De père en fils

Avec ce nouvel article, nous inaugurons une autre façon de faire connaître la Cornouaille, au travers de gens qui y vivent, qui y travaillent… Ces gens de mer et ces gens de terre vous invitent à découvrir ce qui fait leur quotidien et ce qui leur fait aimer la Cornouaille. Nous vous proposons aujourd’hui les échanges entre un père et son fils, Camille et Olivier, sur le métier de marin, aux conditions de travail rudes mais aussi synonyme de liberté.

A dix ans, il a commencé avec moi, prêt à venir en mer. La première fois, une promenade dans une fin de journée. Il était tout petit, à peine s’il marchait, il voulait venir au bateau.

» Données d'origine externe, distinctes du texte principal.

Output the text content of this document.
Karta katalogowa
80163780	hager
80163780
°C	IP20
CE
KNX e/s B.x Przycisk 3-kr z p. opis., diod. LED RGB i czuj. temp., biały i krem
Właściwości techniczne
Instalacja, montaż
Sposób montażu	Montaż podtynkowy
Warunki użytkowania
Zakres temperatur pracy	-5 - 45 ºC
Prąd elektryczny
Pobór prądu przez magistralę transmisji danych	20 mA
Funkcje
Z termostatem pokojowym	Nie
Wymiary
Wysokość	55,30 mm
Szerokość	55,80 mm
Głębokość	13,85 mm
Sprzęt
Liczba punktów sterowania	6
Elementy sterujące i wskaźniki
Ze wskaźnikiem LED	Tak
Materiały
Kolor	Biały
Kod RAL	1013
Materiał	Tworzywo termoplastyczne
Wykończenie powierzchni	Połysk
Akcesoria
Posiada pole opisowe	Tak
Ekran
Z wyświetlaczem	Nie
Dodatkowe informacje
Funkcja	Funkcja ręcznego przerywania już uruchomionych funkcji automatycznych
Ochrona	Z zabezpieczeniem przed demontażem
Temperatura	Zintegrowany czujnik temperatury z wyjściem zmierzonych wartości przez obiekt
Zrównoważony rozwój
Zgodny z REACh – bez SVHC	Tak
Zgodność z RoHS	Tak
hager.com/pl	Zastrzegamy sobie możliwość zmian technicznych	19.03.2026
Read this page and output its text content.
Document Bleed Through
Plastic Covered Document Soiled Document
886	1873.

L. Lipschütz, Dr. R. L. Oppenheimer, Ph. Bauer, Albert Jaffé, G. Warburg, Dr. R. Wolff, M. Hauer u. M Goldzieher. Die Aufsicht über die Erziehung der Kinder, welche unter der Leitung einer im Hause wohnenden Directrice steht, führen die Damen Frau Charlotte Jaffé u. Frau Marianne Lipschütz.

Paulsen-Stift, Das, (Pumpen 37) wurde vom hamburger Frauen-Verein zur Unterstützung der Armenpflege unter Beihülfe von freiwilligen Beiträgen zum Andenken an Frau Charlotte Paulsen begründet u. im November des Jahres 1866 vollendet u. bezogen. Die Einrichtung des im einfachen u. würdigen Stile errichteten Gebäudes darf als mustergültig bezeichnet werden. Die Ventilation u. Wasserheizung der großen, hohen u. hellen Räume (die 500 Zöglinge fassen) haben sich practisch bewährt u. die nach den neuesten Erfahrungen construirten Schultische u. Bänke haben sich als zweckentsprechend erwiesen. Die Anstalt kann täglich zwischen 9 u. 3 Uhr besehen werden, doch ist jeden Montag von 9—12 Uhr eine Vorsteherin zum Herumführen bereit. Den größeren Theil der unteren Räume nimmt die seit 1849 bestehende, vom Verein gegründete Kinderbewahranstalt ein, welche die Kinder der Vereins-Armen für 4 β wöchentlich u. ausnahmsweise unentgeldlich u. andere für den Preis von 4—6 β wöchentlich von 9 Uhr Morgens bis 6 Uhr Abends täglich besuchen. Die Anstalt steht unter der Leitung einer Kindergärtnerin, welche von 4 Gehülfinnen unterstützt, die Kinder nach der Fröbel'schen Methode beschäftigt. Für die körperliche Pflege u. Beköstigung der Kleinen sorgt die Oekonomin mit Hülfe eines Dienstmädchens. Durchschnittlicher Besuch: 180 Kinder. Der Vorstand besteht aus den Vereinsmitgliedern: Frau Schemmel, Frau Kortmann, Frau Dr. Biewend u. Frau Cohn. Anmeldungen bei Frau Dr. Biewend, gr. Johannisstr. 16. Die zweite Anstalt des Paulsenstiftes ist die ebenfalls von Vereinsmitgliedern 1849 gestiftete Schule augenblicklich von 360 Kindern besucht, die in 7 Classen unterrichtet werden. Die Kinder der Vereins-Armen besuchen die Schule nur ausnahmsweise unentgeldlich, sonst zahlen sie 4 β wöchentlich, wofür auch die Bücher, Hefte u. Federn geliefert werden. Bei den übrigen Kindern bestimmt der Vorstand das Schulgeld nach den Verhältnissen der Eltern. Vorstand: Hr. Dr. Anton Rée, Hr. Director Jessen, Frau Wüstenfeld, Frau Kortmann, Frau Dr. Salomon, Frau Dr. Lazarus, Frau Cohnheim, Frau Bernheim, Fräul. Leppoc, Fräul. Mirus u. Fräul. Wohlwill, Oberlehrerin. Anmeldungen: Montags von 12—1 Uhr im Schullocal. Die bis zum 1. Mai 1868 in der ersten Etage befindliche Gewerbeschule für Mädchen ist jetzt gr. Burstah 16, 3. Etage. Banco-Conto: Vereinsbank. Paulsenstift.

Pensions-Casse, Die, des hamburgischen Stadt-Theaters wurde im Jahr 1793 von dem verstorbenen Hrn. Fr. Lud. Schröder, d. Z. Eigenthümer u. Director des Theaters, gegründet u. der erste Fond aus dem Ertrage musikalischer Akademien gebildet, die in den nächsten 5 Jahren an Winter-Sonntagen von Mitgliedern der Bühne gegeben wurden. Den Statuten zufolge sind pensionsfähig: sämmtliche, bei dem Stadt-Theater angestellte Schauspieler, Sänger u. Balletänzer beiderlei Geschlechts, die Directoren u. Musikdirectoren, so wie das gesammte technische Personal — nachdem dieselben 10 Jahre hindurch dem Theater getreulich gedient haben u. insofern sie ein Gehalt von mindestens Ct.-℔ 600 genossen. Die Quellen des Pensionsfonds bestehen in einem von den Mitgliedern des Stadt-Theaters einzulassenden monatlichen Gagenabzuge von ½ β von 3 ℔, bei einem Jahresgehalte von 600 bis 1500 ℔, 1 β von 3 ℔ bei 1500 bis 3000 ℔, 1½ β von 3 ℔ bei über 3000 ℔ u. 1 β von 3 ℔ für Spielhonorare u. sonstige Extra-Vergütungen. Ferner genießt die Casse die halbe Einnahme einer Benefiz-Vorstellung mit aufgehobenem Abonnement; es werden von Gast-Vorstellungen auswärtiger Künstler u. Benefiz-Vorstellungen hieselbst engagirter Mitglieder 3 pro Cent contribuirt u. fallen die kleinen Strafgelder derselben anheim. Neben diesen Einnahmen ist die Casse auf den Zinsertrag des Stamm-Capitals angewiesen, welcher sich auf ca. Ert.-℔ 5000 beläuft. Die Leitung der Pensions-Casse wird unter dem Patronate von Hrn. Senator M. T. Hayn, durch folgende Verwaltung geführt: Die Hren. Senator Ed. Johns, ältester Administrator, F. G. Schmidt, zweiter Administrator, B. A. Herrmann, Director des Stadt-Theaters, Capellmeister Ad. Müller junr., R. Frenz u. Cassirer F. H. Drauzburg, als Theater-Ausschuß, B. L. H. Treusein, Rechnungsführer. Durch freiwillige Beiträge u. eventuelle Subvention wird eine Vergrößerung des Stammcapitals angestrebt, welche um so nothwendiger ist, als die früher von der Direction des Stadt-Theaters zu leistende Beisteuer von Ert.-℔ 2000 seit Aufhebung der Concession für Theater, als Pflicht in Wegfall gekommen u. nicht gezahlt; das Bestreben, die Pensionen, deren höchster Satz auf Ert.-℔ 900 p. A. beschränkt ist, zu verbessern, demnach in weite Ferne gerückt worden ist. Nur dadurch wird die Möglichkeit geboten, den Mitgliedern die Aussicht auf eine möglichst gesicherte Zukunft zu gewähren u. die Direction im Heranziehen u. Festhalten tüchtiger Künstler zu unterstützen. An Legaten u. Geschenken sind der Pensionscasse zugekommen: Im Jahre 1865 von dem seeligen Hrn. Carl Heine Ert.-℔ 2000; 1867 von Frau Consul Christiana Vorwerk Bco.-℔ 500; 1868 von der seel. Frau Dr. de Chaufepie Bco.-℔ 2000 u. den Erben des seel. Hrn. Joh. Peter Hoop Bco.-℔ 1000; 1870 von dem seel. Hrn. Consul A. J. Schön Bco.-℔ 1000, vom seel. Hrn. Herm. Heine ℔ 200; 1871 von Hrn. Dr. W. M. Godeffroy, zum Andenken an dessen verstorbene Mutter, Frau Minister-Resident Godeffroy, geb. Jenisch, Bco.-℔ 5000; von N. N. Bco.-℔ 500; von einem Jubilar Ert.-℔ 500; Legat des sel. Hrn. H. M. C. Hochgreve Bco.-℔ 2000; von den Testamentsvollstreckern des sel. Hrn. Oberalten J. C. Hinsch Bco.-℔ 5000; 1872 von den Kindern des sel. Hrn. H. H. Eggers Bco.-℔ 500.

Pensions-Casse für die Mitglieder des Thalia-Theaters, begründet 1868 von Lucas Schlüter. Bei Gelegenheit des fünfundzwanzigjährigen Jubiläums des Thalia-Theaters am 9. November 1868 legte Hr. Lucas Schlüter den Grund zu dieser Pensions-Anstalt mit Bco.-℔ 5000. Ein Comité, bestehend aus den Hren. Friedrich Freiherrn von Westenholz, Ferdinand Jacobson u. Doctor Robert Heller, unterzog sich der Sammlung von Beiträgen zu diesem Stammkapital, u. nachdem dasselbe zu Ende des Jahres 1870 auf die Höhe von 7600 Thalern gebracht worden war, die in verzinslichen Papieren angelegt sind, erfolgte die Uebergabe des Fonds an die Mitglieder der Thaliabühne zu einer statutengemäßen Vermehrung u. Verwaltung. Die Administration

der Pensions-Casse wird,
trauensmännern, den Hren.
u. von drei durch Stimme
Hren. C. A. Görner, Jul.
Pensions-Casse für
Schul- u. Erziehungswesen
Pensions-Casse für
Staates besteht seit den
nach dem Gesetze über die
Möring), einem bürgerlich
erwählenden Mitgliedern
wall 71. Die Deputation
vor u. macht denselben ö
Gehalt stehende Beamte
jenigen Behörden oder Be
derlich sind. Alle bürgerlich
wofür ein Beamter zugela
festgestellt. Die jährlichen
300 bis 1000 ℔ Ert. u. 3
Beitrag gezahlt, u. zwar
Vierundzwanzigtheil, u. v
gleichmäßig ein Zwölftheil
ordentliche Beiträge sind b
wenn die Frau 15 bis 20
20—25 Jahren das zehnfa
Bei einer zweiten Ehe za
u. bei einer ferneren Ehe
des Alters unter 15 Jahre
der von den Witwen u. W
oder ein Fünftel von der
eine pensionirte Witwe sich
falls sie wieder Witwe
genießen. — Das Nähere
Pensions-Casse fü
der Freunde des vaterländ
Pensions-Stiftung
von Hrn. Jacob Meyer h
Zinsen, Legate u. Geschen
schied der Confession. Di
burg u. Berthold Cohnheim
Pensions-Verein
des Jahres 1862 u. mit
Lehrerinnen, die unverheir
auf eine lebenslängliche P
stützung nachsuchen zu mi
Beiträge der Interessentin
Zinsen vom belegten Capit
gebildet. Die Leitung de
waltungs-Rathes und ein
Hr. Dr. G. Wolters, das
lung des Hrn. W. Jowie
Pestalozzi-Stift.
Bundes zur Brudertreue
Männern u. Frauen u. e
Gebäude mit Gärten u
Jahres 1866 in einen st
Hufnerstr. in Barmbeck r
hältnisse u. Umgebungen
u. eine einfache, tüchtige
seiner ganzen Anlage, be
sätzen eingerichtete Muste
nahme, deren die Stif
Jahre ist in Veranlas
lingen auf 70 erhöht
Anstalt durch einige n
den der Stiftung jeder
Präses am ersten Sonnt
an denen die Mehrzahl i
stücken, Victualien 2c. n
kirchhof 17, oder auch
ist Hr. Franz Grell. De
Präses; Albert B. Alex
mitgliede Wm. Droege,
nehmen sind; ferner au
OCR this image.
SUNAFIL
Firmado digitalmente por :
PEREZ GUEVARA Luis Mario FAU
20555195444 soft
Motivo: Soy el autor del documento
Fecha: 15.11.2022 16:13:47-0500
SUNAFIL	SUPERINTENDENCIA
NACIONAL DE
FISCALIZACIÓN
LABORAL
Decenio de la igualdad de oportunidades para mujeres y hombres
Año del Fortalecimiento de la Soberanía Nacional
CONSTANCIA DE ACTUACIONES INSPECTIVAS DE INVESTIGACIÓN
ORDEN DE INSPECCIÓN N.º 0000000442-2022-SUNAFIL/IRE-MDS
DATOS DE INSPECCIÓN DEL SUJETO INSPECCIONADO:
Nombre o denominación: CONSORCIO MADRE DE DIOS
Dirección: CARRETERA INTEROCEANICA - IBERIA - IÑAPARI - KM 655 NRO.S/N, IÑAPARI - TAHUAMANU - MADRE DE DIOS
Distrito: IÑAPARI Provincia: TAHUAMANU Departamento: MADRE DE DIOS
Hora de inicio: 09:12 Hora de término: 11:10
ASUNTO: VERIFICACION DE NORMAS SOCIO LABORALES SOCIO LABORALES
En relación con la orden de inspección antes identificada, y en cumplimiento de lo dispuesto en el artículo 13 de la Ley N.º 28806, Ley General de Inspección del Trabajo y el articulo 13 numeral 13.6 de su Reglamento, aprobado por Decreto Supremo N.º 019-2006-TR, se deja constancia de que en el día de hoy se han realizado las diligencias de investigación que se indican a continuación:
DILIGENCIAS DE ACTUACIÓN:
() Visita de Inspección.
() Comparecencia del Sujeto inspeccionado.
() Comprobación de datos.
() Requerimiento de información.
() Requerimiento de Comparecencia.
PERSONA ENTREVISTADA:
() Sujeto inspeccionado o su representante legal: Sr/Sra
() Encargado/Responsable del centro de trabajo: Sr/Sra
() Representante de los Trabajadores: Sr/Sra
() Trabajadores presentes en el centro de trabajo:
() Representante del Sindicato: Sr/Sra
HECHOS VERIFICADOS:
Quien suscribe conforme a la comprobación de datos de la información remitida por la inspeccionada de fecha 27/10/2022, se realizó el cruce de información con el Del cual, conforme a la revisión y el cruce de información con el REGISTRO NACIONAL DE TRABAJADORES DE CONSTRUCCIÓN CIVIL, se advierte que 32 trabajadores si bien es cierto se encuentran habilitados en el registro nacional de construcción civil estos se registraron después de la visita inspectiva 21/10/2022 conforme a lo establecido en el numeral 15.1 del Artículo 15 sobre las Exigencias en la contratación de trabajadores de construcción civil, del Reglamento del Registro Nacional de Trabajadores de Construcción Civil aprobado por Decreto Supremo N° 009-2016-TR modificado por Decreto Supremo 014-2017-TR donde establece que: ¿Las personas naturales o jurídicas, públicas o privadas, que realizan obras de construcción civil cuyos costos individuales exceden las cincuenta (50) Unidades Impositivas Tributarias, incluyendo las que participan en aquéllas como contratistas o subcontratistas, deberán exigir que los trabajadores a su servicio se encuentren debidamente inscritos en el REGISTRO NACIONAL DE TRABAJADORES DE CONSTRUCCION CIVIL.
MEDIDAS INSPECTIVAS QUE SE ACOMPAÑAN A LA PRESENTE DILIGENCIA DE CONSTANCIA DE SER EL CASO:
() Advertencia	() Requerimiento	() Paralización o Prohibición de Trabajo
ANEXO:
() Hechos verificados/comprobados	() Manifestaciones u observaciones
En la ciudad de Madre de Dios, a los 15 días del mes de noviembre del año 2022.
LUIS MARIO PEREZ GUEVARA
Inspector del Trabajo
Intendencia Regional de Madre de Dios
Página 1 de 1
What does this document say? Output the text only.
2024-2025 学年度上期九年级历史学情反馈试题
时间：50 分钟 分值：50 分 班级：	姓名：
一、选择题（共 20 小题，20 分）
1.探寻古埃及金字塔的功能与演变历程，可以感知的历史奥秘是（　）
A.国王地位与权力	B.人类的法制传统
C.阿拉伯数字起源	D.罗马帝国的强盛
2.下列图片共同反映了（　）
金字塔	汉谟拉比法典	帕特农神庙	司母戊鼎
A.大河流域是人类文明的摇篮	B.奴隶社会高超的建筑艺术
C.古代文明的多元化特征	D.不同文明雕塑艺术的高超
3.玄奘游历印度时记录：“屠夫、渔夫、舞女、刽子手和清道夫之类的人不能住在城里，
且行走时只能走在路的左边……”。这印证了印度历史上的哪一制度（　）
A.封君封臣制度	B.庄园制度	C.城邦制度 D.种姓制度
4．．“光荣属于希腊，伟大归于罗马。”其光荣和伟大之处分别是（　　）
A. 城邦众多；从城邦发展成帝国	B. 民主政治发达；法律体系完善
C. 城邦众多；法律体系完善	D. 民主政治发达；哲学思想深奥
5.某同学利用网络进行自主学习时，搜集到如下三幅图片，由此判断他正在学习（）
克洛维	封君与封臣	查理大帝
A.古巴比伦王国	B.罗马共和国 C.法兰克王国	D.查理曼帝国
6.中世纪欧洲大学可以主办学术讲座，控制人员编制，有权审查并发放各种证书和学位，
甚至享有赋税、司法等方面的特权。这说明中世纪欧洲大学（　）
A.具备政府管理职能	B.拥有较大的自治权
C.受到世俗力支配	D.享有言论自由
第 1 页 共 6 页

J’avais aimé ça. J’étais malade à en crever et je le suis toujours. Le mal de mer, ça passe au bout d’une journée. On a dormi, la première nuit ça passe. Celui qui aime son métier ira en mer.

Il était attiré par le métier. Tout jeune, il n’aimait pas lire mais il aimait toutes les histoires qui se passaient en eau profonde. Maintenant, quand tu rentres de mer tu racontes ta quinzaine avec passion. Tu la racontes bien, ça sort naturellement et ta mère t’écoute comme elle m’écoutait avant. La suite ce fut le lycée maritime pour lui et pour moi. A la retraite, je ne connaissais pas trop ce milieu, je pourrais dire pas du tout. Le directeur qui m’appelle, il manquait un gars pour faire aux jeunes l’apprentissage. Maintenant ça fait quatorze ans que je suis au lycée maritime comme formateur. Au départ je voulais abandonner face à des jeunes qui voulaient s’affirmer, des jeunes de quinze seize ans, pas des plus faciles pas des plus dociles. Pourtant je me suis accroché et ça a fonctionné.

Je suis fier et heureux de voir tous ces jeunes qui sortent avec des bagages. Ils peuvent se débrouiller sur d’autres océans mais très peu restent.

Dix-huit ans que je suis en mer, il partait je commençais. Une relève pressentie, je ne l’ai pas ressentie. Ceux qui partent et ceux qui viennent, une suite logique.

Au départ, pendant quelques années, les garçons de familles de marins prenaient la mer mais trop de difficultés, la dureté d’un métier qui ne gagnait plus assez. Notre fils nous a dit je vais au lycée maritime. Nous lui avons spontanément répondu tu ne vas pas faire ce métier de fou. Et nous nous disions qu’il changerait quand ça ne lui conviendrait plus. Ils étaient peu nombreux à épouser le métier. Les années quatre-vingt douze quatre-vingt treize quatre-vingt quatorze ont fait mal pour les jeunes. Le prix du poisson était tombé, la politique européenne arrivait, quarante élèves pendant deux ans dans les lycées. Les bateaux qui n’allaient pas, le poisson qui s’épuisait de surpêches insensées. Des années où les jeunes auraient aimé s’engager mais qui entraient droit dans le mur. Avec des parents qui ne voulaient pas envoyer leurs enfants prendre la mer, avec des grèves qui survenaient dans les chantiers et les ports n’aidant pas à prendre des décisions dans ce sens.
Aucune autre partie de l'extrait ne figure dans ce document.